Non Life Sciences => Physics, Astronomy & Cosmology => Topic started by: cowlinator on 01/10/2017 11:21:52

Title: If a brown dwarf gains mass to become a small red dwarf, does the radius alter?
Post by: cowlinator on 01/10/2017 11:21:52
If a large brown dwarf gains mass and becomes a small red dwarf, does the radius increase, decrease, or remain (roughly) the same?
Title: Re: If a brown dwarf gains mass to become a small red dwarf, does the radius alter?
Post by: Kryptid on 01/10/2017 17:39:14
This is an interesting question that I have wondered myself. Brown dwarf stars are not much larger in diameter than the planet Jupiter, despite being much more massive. This is because the extra gravity compresses the gas that it is composed of to make it increasingly dense as its mass increases. Paradoxically, a true red dwarf star similiar in size to the planet Saturn was discovered recently: http://www.cam.ac.uk/research/news/smallest-ever-star-discovered-by-astronomers (http://www.cam.ac.uk/research/news/smallest-ever-star-discovered-by-astronomers). It seems paradoxical to think there is a star which is both heavier and hotter than a brown dwarf yet still smaller than one.

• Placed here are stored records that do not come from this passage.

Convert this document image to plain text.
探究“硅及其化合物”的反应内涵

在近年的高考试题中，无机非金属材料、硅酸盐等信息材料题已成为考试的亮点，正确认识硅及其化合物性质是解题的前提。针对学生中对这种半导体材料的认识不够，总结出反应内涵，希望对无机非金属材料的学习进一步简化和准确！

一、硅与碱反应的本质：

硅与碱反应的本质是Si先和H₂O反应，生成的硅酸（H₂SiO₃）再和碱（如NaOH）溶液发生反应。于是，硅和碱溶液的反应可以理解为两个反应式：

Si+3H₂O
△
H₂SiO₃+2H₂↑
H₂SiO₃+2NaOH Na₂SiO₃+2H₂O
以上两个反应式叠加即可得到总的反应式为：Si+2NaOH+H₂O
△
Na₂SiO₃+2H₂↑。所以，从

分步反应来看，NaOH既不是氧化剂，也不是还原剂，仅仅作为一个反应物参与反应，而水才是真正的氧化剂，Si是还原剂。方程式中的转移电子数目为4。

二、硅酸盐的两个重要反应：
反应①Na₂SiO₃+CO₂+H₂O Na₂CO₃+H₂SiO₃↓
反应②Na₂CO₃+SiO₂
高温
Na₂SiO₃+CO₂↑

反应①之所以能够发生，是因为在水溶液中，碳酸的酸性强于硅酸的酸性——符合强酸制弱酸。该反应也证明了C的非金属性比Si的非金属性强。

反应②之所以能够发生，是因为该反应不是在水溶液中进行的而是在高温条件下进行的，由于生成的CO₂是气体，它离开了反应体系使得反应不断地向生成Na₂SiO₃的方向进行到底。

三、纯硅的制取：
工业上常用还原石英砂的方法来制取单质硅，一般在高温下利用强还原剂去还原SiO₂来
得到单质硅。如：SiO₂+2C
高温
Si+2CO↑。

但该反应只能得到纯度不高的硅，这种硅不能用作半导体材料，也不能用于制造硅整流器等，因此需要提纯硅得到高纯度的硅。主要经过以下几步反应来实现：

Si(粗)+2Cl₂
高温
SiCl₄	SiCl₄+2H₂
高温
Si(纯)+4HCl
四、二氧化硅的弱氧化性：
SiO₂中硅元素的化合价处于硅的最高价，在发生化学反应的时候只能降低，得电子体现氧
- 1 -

I don't know how to explain this myself.
Title: Re: If a brown dwarf gains mass to become a small red dwarf, does the radius alter?
Post by: evan_au on 02/10/2017 02:43:57
Brown dwarf planets the mass of Jupiter up to 90 times the mass of Jupiter don't change much in diameter.
See: https://en.wikipedia.org/wiki/Brown_dwarf

Red dwarf stars go down to the diameter of Jupiter (about 10% of the diameter of the Sun), and mass down to 100 times the mass of Jupiter.

Below 100 time the mass of Jupiter, an object is considered a brown dwarf; spectral data indicate that it is too small to undergo fusion, which would quickly consume all its lithium ("quickly" in astronomical terms).